Elle ricana doucement, méchamment.

« Tout ce qu’il voulait de toi, c’était un enfant. Et je ne sais même pas pourquoi il voulait que ce soit toi, parce qu’à mes yeux tu n’es même pas digne de porter l’héritier de l’empire Black. »

Je tressaillis.

« Il ne t’a jamais aimée. »

Ces mots résonnaient en boucle dans ma tête.

Je ne pouvais pas y croire.

Je ne pouvais pas accepter que j’aie été utilisée par Adrian tout ce temps.

« Non ! Tu mens ! Adrian m’aime. Il m’aime ! »

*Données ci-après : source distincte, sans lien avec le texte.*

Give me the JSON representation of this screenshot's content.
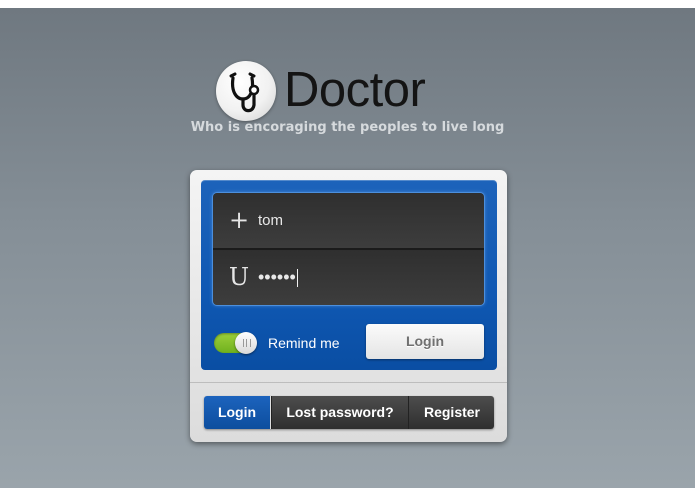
{
  "brand": {
    "name": "Doctor",
    "tagline": "Who is encoraging the peoples to live long",
    "logo_icon": "stethoscope-icon"
  },
  "login_form": {
    "username": {
      "icon": "+",
      "value": "tom"
    },
    "password": {
      "icon": "U",
      "value": "••••••"
    },
    "remember": {
      "label": "Remind me",
      "checked": true
    },
    "submit_label": "Login"
  },
  "tabs": [
    {
      "label": "Login",
      "active": true
    },
    {
      "label": "Lost password?",
      "active": false
    },
    {
      "label": "Register",
      "active": false
    }
  ],
  "colors": {
    "accent_blue": "#0f58b3",
    "toggle_green": "#7cbb26",
    "background": "#858f97"
  }
}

« Imbécile. Tu es encore plus stupide que je l’imaginais. T’es-tu seulement demandé pourquoi il t’a abandonnée dès qu’il a cru que l’enfant n’était pas de lui ? »

Elle s’approcha, me fixant droit dans les yeux.

« Parce qu’il n’avait aucune raison de rester avec toi. La seule raison de votre relation… c’était le bébé. Et crois-moi, je ne comprends même pas comment il a pu supporter d’attendre aussi longtemps pour un enfant venant de ton ventre maudit. »

Je devins totalement vide.

Anesthésiée.

Cassée.

Elle eut un sourire mauvais.

« Prenez-le. »

Le garde bougea.

Je me mis à trembler si fort que le lit vibra.

Mon corps était faible.

Mes points de suture tiraillaient.

Je pouvais à peine m’asseoir.

Mais quelque chose se rompit en moi.

Elias fit un pas en avant, brusque.

« Serena, arrête. Elle n’est pas assez stable— »

« Ce n’est pas ta décision, » coupa Serena.

« Escorter l’enfant fait partie de la procédure. Cet hôpital est sous notre autorité. »

Le garde se dirigea vers le service néonatal.

Serena se détourna pour partir—

Elias se pencha vers moi, murmurant vite, très bas :

« S’ils l’emportent maintenant, tu ne le tiendras plus jamais. »

Ma vision se brouilla de panique pure.

« Qu’est-ce que je fais—Elias, qu’est-ce que je fais ? »

Sa voix était calme, mais ses yeux brûlaient.

« Tu pars. »

Partir.

Fuir.

S’échapper.

Avec mon nouveau-né ?

En sang ?

À moitié consciente ?

« Je ne peux pas, » sanglotai-je.

« Je n’arrive même pas à marcher— »

« Si. » Il serra ma main. « Tu peux.

Parce qu’une mère peut tout faire quand on essaie de lui voler son enfant. »

Ma gorge se noua.

Il lâcha ma main et se leva.

« Je crée une diversion. Quand je te dis de bouger—MARA, tu bouges. Sans poser de questions. »

J’acquiesçai.

Pas parce que j’étais courageuse—

mais parce que je n’avais plus le choix.

Serena sortit, appelant quelqu’un au téléphone.

Elias la suivit, trop calme… beaucoup trop calme.

Quelques secondes plus tard—

BIP ! BIP ! BIP !

L’alarme incendie hurla dans tout le bâtiment.

Les infirmières crièrent.

Les portes se déverrouillèrent.

Les lumières devinrent rouges.

Serena se retourna brusquement.

« Mais qu’est-ce que— »

Elias surgit dans ma chambre.

« Mara ! MAINTENANT ! »

J’arrachai l’aiguille de ma perfusion.

Le sang coula le long de mon poignet.

Une douleur atroce transperça mon ventre, mais l’adrénaline prit le dessus.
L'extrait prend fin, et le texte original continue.